Reducescatter (H100: NVLS) size count type redop root time algbw busbw #wrong time algbw busbw #wrong (B) (elements) (us) (GB/s) (GB/s) (us) (GB/s) (GB/s)
134217728 4194304 float sum -1 422.0 318.02 278.27 0 422.6 317.61 277.91 0 268435456 8388608 float sum -1 792.8 338.60 296.27 0 793.9 338.13 295.87 0 536870912 16777216 float sum -1 1535.3 349.70 305.98 0 1538.0 349.07 305.44 0 1073741824 33554432 float sum -1 3023.0 355.19 310.80 0 3020.6 355.47 311.04 0 2147483648 67108864 float sum -1 5975.6 359.38 314.46 0 5979.9 359.12 314.23 0 4294967296 134217728 float sum -1 11871 361.81 316.59 0 11872 361.79 316.56 0 8589934592 268435456 float sum -1 23641 363.34 317.92 0 23641 363.35 317.93 0 Out of bounds values : 0 OK Avg bus bandwidth : 305.662

KaimingOuyang commented 1 year ago

Because algorithm-wise, NVLS reduce_scatter transfers one more chunk to itself which causes lower perf compared with Ring.

haobaba5353 commented 1 year ago

Thanks for your reply. From my understanding, NVLS can accelerate the collective communication and the message should be sent to the NVSwitch only once. So why NVLS reduce_scatter transfers one more chunk to itself?

KaimingOuyang commented 1 year ago

because load-reduce involves all ranks on the node, a rank needs to send its own data to switch so the total data each rank sends is nRanks * count; however, Ring only sends (nRanks - 1) * count in total which makes it faster.

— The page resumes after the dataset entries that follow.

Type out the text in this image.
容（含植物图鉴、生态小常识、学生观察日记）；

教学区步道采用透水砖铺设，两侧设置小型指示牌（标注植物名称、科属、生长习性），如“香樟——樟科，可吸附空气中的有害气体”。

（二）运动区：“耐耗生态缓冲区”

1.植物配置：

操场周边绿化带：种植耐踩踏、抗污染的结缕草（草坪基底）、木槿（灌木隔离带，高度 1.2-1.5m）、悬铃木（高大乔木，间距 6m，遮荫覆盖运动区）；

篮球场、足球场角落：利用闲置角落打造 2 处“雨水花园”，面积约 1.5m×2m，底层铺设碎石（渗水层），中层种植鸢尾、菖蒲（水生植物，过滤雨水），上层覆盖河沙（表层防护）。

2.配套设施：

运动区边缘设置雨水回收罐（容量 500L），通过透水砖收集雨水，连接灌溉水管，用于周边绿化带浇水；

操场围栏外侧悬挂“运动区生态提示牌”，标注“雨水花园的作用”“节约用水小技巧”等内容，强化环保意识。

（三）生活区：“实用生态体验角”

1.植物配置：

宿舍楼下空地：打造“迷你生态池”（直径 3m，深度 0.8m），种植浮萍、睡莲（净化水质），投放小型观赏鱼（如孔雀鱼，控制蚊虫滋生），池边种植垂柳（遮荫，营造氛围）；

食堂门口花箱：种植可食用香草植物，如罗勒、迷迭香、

yanminjia commented 1 year ago

From the kernel function in reduce_scatter.h, the collective communication ReduceScatter is performed by scatter (prims.scatter) and recv (prims.recv). I guess the data on each GPU/Rank is scattered and reduced in different intra-node NVSwitches and then sent back to the GPU/Ranks. If my logic is correct, to complete ReduceScatter, with respect to the GPU/Rank, NVLS needs only once send and once receive. By the way, could you please let me know how nvls->down and nvls->up is used in the kernnel function? It looks the values of the elements in nvls->down and nvls->up are greater than comm->nranks. Thanks.

because load-reduce involves all ranks on the node, a rank needs to send its own data to switch so the total data each rank sends is nRanks * count; however, Ring only sends (nRanks - 1) * count in total which makes it faster.